After the fall of Ibáñez, under the presidency of Juan Esteban Montero, he was appointed ambassador of Chile in Lima, where he disembarked on March 8, 1931, in Callao and on April 21 he presented his credentials as ambassador extraordinary and plenipotentiary to the president of Peru, Luis Miguel Sánchez Cerro. From Peru he continued to collaborate with El Mercurio until 1932.

Apart from his collaborations in the press, he wrote books such as the Historia Política y Parlamentaria de Chile. 1891–1920; He began to write a novel, he had compiled other themes for another novel, and other writings.

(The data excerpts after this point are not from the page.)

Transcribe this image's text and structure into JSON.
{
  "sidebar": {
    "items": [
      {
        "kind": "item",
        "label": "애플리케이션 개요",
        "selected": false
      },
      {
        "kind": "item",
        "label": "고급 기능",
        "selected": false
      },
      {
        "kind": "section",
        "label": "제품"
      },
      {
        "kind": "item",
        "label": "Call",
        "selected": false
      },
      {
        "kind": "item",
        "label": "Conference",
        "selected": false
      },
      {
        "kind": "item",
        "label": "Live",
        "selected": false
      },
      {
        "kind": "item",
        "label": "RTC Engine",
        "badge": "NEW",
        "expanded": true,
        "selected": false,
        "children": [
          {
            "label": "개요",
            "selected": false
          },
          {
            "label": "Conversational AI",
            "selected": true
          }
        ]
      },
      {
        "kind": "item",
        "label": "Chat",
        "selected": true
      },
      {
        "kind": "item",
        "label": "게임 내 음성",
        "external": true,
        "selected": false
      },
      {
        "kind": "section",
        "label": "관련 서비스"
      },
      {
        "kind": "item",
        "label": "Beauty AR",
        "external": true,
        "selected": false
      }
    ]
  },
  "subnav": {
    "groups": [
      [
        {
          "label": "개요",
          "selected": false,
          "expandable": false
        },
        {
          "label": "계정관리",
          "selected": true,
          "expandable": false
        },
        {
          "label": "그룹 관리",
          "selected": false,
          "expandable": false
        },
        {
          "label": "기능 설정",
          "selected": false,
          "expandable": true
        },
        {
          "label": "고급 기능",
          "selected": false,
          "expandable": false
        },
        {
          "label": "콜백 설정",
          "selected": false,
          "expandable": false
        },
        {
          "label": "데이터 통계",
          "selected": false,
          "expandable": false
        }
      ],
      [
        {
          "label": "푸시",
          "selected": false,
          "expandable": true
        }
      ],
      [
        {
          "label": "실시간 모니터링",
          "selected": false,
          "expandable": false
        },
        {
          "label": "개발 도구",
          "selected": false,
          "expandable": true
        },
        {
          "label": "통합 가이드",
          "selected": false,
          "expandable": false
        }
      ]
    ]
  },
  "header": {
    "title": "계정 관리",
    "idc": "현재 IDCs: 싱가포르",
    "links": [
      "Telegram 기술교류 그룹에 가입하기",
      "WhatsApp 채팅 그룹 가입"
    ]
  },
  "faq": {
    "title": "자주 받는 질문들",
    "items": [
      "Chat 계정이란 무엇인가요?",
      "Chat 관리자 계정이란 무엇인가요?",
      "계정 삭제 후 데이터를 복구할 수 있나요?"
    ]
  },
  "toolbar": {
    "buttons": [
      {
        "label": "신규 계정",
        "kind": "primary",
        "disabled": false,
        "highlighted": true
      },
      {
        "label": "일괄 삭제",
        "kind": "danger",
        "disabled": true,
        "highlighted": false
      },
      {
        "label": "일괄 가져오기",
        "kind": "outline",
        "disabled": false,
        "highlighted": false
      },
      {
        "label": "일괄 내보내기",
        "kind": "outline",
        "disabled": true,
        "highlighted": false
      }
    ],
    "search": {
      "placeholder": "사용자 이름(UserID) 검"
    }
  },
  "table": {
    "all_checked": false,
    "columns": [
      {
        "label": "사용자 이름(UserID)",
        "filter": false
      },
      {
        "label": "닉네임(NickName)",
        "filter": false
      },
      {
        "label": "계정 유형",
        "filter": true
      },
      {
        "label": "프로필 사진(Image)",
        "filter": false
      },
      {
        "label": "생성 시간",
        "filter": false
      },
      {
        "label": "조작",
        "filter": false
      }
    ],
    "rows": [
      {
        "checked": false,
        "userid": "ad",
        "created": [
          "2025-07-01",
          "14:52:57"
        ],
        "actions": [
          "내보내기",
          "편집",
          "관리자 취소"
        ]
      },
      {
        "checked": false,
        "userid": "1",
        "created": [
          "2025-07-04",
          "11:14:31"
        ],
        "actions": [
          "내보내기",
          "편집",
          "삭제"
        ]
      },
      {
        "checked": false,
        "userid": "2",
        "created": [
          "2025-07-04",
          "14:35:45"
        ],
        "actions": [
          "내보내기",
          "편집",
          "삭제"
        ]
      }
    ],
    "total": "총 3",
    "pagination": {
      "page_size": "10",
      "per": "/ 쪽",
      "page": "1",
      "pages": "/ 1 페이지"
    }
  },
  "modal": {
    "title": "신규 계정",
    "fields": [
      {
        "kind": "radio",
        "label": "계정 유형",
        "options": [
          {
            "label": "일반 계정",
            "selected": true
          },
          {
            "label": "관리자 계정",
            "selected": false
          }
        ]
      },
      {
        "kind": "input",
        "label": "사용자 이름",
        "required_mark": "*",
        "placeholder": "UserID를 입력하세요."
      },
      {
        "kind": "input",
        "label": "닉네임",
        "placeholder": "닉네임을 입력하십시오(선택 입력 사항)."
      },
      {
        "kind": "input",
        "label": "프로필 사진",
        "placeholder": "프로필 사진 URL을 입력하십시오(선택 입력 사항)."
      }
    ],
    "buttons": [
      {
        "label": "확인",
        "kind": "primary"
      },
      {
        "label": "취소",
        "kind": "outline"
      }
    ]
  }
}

He died in Santiago, Chile on August 4, 1937, at 57 years of age.

==Awards==
- Order of Isabella the Catholic, Grand Cross (Spain)
- Order of Franz Joseph, Grand Cross (Austria)
- Military Merit Medal, Grand Cross (Hungary)
- Legion of Honour (France)

In addition, he was appointed corresponding member of the Spanish Royal Academy of Sciences and Arts and the Royal Academy of Moral and Political Sciences. He was also awarded decorations by the governments of China (Order of the Precious Brilliant Golden Grain) Cuba, Venezuela and Peru.